FRANKFURT, Germany — Chemicals and oil company BASF SE warned Thursday that it will find it more difficult to achieve its full-year profit target as it reported a 4.2 percent fall in second-quarter earnings due to weaker demand in an uneven global economy.

Following the warning, BASF shares fell 4 percent to 67.09 euros in morning trading in Frankfurt.

Net profit fell 4.2 percent to 1.16 billion euros ($1.53 billion) even as revenues rose 2.9 percent to 18.35 billion euros.

The company, based in Ludwigshafen, Germany, said it saw thinner profit margins on some products in its basic chemicals division such as caprolactam, the raw material for a widely used form of nylon that goes into everything from lingerie to tires.

It also said its business in more extensively processed chemical products saw "intense competition in some product lines." That division also saw euro earnings reduced by a weaker yen, while its year-earlier earnings were boosted by insurance payments for damage suffered from Japan's earthquake and tsunami disaster.

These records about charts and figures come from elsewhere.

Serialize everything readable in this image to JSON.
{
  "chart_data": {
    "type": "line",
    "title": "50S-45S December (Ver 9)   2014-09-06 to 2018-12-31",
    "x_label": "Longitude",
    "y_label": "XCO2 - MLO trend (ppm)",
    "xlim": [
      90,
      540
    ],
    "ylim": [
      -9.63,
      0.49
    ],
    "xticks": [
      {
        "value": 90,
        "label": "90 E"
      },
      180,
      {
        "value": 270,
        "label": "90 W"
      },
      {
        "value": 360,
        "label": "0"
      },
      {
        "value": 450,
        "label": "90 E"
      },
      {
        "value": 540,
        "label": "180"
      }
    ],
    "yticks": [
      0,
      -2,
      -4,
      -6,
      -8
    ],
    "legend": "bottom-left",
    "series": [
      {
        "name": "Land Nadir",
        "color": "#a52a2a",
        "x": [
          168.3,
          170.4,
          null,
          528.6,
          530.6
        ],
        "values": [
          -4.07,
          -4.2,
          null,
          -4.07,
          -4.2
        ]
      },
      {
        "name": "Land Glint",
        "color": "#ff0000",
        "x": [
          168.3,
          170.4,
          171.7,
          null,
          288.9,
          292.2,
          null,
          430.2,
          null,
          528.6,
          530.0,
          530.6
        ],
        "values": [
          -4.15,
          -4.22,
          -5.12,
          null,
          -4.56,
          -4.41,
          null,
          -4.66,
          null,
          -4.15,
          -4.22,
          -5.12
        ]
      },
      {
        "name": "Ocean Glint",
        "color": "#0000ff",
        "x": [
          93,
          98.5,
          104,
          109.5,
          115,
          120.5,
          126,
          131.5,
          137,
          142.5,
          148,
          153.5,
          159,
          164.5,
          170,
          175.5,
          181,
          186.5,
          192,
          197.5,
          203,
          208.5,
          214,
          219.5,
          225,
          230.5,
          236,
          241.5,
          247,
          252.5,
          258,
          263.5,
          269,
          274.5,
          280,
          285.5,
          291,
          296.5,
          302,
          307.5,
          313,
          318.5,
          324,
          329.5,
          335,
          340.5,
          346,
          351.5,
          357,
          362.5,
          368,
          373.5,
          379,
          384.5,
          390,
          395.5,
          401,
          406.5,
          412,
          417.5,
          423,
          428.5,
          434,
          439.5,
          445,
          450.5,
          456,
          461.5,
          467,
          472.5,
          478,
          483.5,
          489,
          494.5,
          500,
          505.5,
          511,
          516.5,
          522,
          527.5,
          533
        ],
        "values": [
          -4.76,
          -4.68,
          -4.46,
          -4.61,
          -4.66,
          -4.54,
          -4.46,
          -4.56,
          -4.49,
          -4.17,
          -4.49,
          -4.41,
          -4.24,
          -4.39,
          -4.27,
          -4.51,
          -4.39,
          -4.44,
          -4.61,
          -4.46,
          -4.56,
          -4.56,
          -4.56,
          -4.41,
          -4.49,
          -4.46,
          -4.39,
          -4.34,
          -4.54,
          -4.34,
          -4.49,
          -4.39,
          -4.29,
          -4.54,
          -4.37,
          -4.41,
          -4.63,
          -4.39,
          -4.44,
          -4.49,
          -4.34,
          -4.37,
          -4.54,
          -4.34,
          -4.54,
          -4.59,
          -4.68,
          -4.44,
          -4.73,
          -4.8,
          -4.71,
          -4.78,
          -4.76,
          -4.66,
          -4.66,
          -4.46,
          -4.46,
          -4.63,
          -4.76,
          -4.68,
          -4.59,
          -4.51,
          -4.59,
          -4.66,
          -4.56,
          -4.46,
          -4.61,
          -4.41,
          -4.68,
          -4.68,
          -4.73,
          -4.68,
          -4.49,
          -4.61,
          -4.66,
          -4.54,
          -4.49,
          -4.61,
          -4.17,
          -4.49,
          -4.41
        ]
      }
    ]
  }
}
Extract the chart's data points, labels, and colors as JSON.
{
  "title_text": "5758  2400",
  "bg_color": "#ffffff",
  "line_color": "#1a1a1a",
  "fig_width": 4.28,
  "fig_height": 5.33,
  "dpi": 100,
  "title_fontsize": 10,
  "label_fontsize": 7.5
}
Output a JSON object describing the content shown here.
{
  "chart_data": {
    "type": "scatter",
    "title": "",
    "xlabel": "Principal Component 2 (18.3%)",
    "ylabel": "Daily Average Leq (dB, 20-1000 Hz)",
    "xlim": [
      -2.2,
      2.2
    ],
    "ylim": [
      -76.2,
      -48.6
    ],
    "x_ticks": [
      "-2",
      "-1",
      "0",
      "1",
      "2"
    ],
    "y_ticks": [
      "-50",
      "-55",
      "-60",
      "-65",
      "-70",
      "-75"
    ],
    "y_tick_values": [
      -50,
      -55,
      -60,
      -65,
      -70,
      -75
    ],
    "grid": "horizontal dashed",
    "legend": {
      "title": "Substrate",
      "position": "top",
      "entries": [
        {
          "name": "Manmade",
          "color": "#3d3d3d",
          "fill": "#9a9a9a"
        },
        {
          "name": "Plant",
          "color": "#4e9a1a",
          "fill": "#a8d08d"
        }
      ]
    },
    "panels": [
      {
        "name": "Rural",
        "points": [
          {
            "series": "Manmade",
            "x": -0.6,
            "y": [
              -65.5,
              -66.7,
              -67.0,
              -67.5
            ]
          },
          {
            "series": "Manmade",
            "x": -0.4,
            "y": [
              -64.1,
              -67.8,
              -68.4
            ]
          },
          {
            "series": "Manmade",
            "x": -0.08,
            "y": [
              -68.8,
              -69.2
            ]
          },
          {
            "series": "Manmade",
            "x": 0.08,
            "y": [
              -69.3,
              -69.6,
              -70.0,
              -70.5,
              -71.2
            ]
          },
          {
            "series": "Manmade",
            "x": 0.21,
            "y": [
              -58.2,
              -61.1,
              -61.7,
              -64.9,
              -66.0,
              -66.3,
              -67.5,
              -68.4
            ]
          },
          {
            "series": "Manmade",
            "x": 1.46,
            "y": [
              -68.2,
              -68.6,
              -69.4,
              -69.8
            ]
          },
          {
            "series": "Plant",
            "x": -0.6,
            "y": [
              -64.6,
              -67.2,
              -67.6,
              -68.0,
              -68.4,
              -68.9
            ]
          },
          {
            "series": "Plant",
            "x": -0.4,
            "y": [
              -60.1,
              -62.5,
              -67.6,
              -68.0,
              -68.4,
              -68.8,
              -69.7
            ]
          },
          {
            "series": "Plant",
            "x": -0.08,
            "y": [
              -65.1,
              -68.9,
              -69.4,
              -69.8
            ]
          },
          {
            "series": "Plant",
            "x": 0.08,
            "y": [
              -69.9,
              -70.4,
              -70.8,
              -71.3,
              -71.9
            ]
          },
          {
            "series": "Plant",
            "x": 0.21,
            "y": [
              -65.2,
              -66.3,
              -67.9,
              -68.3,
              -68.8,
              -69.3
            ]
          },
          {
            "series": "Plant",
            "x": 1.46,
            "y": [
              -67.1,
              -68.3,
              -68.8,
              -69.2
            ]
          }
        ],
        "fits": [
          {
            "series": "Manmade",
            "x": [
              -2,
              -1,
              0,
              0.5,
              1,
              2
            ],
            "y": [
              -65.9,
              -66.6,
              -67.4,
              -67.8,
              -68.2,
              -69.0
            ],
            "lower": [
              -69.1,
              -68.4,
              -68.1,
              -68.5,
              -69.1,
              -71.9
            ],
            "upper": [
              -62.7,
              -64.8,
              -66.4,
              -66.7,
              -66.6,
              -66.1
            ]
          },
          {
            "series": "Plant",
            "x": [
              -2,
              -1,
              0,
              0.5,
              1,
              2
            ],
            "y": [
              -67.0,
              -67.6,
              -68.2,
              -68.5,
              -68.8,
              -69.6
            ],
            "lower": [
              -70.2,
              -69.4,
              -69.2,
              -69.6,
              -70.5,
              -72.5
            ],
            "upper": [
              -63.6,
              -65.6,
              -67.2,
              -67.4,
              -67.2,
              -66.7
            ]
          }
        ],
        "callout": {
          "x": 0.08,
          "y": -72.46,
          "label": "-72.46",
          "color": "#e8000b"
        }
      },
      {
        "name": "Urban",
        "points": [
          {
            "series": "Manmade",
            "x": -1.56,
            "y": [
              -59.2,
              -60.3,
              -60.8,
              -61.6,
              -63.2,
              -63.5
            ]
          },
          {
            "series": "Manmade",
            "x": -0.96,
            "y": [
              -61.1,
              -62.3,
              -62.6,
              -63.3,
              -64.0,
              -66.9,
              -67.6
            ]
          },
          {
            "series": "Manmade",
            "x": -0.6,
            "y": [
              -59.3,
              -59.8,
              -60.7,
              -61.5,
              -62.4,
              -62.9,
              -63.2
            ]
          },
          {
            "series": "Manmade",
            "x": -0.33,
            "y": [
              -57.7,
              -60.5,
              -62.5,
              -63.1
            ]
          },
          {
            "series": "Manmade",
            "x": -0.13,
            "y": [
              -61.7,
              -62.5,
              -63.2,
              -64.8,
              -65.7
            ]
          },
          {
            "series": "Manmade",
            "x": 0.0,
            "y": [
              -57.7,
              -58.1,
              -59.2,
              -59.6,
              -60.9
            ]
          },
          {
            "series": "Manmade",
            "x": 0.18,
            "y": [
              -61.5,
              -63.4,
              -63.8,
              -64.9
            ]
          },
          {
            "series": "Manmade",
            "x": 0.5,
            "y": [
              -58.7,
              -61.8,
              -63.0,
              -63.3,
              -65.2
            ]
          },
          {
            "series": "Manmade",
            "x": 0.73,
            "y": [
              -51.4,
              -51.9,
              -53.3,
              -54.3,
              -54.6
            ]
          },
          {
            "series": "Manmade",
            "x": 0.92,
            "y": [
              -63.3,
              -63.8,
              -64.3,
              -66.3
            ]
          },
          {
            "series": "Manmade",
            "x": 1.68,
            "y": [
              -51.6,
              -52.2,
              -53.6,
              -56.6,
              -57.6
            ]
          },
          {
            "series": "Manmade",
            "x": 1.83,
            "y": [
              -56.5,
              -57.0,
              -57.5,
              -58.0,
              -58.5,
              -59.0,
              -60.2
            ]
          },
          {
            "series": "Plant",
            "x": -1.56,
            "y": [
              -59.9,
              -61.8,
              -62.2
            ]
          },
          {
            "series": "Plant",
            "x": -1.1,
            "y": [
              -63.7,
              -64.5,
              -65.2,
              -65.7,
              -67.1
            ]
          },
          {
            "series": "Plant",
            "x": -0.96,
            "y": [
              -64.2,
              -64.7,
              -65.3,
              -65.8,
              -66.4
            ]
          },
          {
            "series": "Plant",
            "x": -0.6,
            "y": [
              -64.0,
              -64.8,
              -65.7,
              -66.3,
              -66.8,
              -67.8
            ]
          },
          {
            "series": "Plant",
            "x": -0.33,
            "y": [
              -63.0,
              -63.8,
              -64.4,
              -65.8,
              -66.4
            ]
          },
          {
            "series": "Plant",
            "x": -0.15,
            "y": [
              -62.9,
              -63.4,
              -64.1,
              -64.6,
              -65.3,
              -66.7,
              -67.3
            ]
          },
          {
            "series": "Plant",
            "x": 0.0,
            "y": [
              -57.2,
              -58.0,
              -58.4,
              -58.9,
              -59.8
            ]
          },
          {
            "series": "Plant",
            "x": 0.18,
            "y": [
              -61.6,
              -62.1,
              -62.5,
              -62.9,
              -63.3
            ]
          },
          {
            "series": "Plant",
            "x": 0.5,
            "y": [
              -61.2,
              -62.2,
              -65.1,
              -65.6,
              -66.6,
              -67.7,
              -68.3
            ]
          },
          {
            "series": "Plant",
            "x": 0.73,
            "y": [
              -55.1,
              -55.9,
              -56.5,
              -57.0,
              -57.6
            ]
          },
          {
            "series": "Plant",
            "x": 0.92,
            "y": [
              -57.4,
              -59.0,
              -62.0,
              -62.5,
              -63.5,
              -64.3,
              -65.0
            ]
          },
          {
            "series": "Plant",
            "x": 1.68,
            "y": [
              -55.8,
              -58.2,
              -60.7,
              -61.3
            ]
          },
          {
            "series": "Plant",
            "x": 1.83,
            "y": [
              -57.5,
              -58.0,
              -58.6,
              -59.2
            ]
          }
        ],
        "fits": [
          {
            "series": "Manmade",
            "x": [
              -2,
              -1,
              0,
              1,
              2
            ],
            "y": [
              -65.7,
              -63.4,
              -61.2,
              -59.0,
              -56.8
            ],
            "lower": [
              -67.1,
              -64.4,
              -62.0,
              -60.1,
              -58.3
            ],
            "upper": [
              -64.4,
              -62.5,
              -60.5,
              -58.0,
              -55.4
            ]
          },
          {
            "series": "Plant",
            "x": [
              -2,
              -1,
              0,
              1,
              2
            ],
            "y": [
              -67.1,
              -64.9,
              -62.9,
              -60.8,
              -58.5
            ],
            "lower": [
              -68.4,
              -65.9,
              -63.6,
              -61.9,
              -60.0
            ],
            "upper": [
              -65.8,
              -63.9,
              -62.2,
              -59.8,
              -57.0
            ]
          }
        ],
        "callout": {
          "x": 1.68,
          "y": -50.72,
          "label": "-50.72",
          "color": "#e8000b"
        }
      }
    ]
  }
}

CEO Kurt Bock said the economic environment "remains volatile" with the European economy waning and China "no longer running at full power" at a time when the U.S. expansion was only moderate. The company was "clearly feeling these effects," he said.

Bock said the company still expected to increase sales and earnings this year but that achieving that target "is significantly more challenging today" than expected at the beginning of the year.

BASF lowered its estimate for global economic growth this year to 2.0 percent from 2.4 percent and for industrial production to 2.7 percent from 3.4 percent.

The company makes raw materials for a huge range of products including pharmaceuticals, plastics, textiles, paint, auto parts, and construction materials. It also produces farm chemicals and oil and gas.